“….. Come se il cuoco, ritto davanti ai fornelli a mescolare con diligenza, avesse persuaso ogni singolo chicco di riso a impregnarsi del brodo. Il tocco finale era stato cospargere il riso di corposi bocconcini d’aragosta che gli avevano regalato il profumo dell’oceano. Si avvertiva in lontananza anche un’eco delicata dell’aroma fresco di rosmarino che richiamava alla mente campi e foreste verdeggianti. Quando un piatto è di questo livello io non parlo……….Il capocameriere cominciò ad inciderlo e la carne prese a ricadere a lato del coltello in fettine impalpabili come petali di rosa. Le raccolse le sistemò nel piatto le spruzzo di sale marino e pepe e con gl’occhi di tutti i commensali puntati su di lui appoggiò il piatto di fronte a W.

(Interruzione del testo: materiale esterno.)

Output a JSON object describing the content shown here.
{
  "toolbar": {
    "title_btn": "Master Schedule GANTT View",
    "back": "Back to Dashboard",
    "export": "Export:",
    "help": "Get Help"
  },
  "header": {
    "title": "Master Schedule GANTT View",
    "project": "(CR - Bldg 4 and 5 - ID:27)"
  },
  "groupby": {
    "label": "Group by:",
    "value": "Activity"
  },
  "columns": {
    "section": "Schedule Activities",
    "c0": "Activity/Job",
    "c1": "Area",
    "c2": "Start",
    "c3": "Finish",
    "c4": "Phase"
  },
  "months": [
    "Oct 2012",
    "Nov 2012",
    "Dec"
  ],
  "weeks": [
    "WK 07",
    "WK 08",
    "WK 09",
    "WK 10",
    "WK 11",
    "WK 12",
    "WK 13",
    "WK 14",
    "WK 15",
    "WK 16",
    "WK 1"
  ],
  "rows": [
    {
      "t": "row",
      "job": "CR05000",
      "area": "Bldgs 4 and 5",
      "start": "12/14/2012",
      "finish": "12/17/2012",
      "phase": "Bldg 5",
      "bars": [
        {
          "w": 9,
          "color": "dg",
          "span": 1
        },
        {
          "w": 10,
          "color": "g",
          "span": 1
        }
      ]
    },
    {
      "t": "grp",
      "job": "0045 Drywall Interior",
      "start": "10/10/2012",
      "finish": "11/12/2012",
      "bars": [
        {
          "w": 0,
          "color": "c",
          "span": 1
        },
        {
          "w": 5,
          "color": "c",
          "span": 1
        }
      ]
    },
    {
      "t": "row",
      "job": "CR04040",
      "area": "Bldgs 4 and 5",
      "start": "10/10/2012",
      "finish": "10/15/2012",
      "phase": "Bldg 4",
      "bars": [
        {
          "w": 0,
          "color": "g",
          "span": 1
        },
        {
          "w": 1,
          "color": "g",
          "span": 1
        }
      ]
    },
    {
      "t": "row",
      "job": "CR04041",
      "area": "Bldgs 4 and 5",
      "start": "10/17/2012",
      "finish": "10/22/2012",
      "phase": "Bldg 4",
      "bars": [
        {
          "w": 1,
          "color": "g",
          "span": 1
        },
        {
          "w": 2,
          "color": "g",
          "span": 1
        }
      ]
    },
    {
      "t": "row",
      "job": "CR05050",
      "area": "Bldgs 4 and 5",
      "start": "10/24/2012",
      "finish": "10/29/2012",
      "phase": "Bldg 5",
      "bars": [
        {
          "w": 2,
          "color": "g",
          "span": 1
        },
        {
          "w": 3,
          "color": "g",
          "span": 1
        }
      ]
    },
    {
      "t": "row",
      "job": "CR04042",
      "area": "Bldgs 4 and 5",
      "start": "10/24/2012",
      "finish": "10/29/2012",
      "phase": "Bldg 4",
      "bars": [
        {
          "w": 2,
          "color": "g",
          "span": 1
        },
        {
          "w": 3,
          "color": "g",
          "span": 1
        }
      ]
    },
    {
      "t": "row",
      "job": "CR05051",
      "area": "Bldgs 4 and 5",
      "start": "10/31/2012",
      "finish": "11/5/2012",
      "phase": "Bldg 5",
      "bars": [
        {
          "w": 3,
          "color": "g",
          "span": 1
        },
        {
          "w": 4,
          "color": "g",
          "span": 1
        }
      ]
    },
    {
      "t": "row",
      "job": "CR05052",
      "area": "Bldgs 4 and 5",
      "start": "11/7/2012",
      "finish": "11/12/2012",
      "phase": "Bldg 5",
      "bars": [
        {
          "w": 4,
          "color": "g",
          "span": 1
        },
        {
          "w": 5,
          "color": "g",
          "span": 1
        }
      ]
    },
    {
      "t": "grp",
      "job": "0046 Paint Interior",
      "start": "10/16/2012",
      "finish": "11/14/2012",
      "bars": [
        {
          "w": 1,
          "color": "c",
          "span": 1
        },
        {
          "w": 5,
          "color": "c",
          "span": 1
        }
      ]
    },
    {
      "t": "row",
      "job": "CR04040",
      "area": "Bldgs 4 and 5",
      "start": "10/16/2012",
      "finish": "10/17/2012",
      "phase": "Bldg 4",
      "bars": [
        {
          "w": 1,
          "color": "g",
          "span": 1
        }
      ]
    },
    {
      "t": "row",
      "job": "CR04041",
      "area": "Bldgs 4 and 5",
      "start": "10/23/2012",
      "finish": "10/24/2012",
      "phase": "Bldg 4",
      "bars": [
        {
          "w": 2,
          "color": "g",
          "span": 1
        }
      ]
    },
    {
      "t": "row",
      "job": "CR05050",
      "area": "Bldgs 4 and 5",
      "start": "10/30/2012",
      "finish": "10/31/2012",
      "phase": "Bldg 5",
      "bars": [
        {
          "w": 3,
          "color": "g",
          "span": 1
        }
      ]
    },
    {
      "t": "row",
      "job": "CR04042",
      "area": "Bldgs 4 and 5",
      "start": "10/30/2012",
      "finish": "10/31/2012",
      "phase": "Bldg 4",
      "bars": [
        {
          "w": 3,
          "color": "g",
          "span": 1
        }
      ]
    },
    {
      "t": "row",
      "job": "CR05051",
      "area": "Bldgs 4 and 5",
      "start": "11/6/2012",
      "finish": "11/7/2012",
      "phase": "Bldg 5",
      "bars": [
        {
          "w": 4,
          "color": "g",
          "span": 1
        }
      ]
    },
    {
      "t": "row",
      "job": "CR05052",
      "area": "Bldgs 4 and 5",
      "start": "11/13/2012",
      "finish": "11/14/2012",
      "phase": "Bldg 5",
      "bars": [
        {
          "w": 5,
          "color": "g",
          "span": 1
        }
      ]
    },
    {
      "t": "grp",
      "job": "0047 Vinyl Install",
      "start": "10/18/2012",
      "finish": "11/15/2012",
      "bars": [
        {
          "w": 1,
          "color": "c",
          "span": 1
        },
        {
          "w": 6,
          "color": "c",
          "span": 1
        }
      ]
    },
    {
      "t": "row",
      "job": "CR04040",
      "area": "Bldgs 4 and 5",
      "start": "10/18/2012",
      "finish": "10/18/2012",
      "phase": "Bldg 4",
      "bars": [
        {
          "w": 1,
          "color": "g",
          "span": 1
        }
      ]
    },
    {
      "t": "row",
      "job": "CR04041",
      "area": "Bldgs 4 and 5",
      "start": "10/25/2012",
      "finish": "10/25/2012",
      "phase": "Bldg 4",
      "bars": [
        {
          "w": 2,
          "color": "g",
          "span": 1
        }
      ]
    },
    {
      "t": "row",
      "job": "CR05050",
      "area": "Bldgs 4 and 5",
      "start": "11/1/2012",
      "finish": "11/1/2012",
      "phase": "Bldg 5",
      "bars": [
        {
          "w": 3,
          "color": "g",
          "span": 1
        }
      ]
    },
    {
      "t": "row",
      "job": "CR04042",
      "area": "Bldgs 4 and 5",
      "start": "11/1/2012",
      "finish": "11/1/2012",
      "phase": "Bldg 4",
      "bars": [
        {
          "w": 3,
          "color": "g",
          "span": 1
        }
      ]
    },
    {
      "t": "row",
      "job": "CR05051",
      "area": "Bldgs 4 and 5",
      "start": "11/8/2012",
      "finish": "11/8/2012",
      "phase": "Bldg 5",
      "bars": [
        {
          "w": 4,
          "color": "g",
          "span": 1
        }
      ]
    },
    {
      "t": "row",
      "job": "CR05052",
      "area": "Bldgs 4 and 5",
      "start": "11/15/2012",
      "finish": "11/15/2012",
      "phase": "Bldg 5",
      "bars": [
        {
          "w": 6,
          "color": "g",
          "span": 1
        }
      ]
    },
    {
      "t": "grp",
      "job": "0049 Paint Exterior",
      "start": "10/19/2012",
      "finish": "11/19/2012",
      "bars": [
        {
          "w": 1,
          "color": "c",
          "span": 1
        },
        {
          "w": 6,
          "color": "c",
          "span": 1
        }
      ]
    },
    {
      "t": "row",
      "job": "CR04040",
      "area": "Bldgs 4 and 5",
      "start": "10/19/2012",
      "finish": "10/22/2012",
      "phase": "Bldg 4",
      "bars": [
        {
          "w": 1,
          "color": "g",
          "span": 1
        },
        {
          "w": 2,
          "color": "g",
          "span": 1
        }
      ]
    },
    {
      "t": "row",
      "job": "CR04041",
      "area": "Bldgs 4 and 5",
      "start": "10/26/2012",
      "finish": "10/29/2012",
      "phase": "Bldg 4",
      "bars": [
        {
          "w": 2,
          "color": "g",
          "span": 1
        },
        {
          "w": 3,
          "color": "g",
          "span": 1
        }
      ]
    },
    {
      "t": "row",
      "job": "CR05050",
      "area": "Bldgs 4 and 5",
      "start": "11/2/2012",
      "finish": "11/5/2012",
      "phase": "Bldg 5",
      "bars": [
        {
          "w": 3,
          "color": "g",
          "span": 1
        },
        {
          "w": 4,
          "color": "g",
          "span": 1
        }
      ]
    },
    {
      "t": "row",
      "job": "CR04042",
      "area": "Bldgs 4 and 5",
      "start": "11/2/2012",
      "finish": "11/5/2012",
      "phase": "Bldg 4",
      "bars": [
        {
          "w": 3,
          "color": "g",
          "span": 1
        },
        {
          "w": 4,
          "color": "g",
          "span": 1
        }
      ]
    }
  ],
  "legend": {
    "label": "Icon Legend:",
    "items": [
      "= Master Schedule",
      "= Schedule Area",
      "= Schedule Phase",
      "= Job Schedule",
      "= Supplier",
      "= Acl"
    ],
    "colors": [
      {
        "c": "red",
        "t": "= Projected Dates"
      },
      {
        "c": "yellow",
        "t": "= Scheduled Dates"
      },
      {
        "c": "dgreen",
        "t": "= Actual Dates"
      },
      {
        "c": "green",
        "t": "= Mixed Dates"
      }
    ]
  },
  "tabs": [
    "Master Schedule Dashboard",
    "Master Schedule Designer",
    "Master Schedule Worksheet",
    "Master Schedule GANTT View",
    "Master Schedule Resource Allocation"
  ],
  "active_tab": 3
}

Io mi ero reso conto che tutti recitiamo quando andiamo fuori a cena .
Ogni ristorante è un teatro e quelli famosi ci spingono a immaginare noi stessi ricchi e potenti, circondati da stuoli di camerieri dediti soltanto a garantirci felicità e piatti sublimi. Ma anche quelli più modesti offrono l’opportunità di trasformarsi in qualcun’altro per pochi istanti.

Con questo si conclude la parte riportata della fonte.